LoqiRoam · 旅日記

緑、祭り、川、そして湯気

大滝駅から新庄の祭りと蚕糸の記憶、最上川の舟、銀山温泉の入口を経て、肘折温泉の湯気へ向かった。

大滝駅では、駅前というより山の入口に立っている感じがした。線路のそばの緑と小さな駅の色を出発の印にして、新庄へ向かった。ふるさと歴史センターで見た山車は、朱や金が華やかなのに、近くで見ると細かな手仕事の重なりがあって、町の祭りが急に身近になった。そこからエコロジーガーデンへ歩くと、古い蚕糸の建物と木立の間にカフェや産直があり、過去が休憩場所として息をしていた。古口では旅の向きが変わった。最上川の舟に乗ると、道で拾った色が水面の緑と崖の影に広がり、景色の大きさに少し驚いた。銀山温泉へ向かう入口では、シャトルバスや土産物の並びから、町を守りながら迎える工夫を感じた。最後は肘折温泉へ。木造の華やかさの後に、湯気と山の茶色が現れて、今日の色集めが静かに終わった。

この旅の足跡

  1. 大滝駅は山あいの線路にぽつんと立ち、駅前の色が木々の緑に吸い込まれていました。
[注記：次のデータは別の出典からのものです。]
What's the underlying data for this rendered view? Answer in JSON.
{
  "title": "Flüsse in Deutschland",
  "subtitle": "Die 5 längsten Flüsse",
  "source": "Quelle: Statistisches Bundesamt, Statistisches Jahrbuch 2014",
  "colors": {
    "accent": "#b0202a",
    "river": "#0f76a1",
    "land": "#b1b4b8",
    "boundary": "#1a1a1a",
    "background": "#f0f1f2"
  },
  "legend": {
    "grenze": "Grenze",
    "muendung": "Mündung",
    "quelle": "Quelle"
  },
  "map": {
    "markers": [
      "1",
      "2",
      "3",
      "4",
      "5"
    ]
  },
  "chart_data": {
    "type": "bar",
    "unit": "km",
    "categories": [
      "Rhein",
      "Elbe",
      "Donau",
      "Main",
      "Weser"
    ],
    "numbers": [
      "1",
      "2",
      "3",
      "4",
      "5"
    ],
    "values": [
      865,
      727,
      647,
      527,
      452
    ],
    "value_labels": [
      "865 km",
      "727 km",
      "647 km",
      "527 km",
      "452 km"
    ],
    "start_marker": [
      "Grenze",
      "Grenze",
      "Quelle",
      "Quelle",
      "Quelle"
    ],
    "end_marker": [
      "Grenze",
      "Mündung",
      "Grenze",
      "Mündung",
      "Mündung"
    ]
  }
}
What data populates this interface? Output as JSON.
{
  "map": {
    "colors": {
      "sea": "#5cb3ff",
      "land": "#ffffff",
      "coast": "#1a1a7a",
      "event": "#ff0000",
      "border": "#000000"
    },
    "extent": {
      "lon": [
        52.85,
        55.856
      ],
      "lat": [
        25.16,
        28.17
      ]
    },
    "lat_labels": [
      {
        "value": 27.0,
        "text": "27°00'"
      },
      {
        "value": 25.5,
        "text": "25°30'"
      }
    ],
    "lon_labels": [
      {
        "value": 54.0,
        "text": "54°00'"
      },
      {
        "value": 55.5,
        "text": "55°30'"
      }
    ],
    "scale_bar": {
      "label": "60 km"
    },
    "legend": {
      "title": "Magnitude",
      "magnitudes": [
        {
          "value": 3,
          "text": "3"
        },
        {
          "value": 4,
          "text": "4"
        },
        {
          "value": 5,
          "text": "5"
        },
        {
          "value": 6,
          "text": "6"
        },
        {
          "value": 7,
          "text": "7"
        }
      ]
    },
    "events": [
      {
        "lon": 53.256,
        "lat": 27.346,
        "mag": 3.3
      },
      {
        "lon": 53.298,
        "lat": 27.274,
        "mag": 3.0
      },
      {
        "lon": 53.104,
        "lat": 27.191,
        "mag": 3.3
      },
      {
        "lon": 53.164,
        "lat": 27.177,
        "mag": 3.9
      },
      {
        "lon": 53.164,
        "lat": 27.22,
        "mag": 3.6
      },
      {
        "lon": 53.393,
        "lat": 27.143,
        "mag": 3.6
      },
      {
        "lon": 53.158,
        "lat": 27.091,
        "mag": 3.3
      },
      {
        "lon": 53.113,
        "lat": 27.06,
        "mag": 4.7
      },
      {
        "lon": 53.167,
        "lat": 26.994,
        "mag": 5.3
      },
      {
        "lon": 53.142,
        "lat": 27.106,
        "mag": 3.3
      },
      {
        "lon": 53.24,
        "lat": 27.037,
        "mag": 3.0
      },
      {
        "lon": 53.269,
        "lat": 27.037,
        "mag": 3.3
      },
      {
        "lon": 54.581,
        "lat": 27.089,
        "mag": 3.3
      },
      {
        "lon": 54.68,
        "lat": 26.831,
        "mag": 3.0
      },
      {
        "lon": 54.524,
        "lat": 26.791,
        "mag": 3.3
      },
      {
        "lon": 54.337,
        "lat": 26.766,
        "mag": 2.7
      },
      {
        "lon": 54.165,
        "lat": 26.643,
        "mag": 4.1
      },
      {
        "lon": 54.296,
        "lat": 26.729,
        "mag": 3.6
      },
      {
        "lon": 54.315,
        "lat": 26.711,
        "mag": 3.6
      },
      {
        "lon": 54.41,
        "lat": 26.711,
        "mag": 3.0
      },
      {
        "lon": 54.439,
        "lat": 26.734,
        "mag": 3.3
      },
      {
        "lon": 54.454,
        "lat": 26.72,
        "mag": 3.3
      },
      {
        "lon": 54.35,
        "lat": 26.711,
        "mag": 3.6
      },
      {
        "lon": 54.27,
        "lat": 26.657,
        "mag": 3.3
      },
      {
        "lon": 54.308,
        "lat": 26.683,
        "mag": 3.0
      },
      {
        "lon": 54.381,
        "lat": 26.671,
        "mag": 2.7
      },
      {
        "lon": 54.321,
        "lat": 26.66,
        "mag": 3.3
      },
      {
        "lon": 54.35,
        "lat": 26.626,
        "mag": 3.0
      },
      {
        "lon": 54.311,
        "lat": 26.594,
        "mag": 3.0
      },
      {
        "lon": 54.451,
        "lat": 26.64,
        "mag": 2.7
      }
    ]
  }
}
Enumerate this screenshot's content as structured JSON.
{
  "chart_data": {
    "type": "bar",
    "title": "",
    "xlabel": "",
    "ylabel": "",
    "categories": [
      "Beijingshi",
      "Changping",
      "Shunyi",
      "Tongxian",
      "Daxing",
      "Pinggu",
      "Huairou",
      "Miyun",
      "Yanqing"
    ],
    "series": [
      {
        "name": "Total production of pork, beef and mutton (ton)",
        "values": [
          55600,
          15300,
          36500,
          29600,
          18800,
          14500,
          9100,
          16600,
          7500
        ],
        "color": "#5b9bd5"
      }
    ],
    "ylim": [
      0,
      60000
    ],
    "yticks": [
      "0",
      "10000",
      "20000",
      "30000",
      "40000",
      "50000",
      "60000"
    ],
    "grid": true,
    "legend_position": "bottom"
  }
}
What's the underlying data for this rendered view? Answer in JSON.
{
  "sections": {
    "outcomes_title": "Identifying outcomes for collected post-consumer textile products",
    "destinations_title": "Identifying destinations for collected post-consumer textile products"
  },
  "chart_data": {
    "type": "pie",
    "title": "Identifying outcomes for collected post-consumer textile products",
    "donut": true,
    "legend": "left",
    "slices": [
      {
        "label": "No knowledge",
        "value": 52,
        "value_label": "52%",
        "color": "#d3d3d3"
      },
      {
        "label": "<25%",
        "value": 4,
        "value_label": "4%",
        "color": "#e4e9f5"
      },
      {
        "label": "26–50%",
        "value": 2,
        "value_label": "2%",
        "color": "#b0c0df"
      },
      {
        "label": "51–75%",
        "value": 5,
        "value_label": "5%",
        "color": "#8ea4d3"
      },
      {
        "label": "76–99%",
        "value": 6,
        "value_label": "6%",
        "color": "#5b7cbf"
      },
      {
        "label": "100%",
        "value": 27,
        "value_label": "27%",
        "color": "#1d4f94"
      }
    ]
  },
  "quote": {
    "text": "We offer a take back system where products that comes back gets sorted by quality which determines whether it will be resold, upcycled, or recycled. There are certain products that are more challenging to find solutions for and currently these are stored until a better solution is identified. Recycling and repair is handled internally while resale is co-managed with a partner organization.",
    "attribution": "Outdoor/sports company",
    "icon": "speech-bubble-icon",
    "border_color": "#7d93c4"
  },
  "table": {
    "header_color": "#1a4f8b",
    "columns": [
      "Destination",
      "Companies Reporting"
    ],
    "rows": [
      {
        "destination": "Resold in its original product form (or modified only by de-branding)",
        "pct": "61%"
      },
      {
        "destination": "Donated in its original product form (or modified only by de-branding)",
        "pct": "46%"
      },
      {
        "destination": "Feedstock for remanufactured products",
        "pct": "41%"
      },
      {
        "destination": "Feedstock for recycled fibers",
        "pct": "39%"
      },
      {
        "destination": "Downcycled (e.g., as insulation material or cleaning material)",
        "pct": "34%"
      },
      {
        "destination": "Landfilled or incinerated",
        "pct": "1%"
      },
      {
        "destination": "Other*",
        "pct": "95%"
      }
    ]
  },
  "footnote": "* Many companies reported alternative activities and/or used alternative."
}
静けさの中で列車の音だけが大きく聞こえ、ここから町へ出るのが少し楽しみです。
  2. 新庄ふるさと歴史センターでは新庄まつりの山車が常設展示され、朱や金の装飾が暗い展示室で急に明るく見えました。豪華なのに町の手仕事らしさが残っていて、祭りの日の音まで想像しました。
  3. 旧蚕糸試験場の建物を使うエコロジーガーデンは、木立の中に昭和初期の建物が並ぶ不思議な休憩所でした。資料館だけでなくカフェや産直もあり、古い白壁に新しい人の気配が重なっていました。
  4. 古口から乗る最上峡芭蕉ラインは、約1時間かけて最上川の両岸に迫る渓谷を進みます。船頭さんの話を聞きながら水面の緑を見ていると、駅前で集めた色が一気に大きく流れ出した感じがしました。
  5. 大正ろまん館は銀山温泉へのシャトルバスの乗り換え場所で、温泉街へ向かう前から土産物の色が並びます。車を街中へ入れない仕組みも面白く、山の景色を守るための入口に見えました。
  6. 肘折温泉は旅館が軒を連ねる細い街並みと、かけ流しの湯が残る山の温泉郷です。銀山の華やかな木造色のあとに来ると、こちらは湯気と夕暮れの茶色が主役で、最後に静かな色を見つけた気分でした。